NodeJS require('..')?

Question

I've been looking through some NodeJS examples and I've encountered the following:

var module = require('..');
var module = require('../');

I understand what require does, but I don't understand what it does when it's written like this. Can somebody explain it to me please?

Answer 1

This is the rule defined in https://nodejs.org/api/modules.html

require(X) from module at path Y

2. If X begins with './' or '/' or '../'
   a. LOAD_AS_FILE(Y + X)
   b. LOAD_AS_DIRECTORY(Y + X)

Since ../ or .. is not a file, it will go to path B, to load as directory

LOAD_AS_DIRECTORY(X)

1. If X/package.json is a file,
   a. Parse X/package.json, and look for "main" field.
   b. let M = X + (json main field)
   c. LOAD_AS_FILE(M)
2. If X/index.js is a file, load X/index.js as JavaScript text. STOP
3. If X/index.json is a file, parse X/index.json to a JavaScript object. STOP
4. If X/index.node is a file, load X/index.node as binary addon. STOP

By that rule, it will check the following files in this order

1) ../package.json

2) ../index.js

3) ../index.json

4) ../index.node

Answer 2

If you require a directory, require will try to include a module from that directory based on these rules:

If X/package.json is a file,
  a.
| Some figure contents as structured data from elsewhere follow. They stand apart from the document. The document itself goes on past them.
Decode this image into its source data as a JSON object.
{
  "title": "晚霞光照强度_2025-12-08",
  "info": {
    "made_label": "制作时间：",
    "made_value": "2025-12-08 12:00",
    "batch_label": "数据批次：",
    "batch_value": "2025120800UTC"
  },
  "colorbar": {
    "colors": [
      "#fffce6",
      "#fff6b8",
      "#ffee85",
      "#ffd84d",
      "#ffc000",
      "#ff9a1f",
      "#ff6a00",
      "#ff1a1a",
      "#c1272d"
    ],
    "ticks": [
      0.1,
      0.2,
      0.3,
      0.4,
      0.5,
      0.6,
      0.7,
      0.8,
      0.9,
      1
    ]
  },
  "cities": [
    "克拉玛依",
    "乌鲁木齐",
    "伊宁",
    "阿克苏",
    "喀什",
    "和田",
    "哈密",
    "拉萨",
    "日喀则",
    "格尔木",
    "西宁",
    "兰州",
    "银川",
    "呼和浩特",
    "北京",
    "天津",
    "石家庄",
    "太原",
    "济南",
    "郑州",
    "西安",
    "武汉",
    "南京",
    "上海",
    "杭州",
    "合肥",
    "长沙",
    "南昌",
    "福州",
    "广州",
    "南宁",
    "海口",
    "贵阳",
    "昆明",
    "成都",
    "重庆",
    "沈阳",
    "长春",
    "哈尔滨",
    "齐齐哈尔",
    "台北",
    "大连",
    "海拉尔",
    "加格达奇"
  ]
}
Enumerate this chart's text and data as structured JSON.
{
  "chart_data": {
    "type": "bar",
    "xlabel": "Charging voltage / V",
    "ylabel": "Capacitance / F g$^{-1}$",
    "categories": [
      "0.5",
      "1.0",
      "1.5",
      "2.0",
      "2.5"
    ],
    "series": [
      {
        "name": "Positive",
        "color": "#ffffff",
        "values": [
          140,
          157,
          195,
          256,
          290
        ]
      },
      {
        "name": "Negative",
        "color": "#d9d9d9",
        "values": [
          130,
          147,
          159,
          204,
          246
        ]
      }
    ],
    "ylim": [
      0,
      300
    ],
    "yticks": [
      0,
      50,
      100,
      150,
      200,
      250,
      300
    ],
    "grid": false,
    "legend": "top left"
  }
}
Parse X/package.json, and look for "main" field.
  b. let M = X + (json main field)
  c. LOAD_AS_FILE(M)
2. If X/index.js is a file, load X/index.js as JavaScript text. STOP
3. If X/index.json is a file, parse X/index.json to a JavaScript object. STOP
4. If X/index.node is a file, load X/index.node as binary addon. STOP

Most likely you have a directory structure that looks like this:

module/
  index.js
  src/
    file-including.js

This will load index.js. You could also write it as require('../index.js') or even require('../index') and it would function the same.

Answer 3

Use var module = require('..'); and var module = require('../'); results the same.

Both loaded from the parent directory.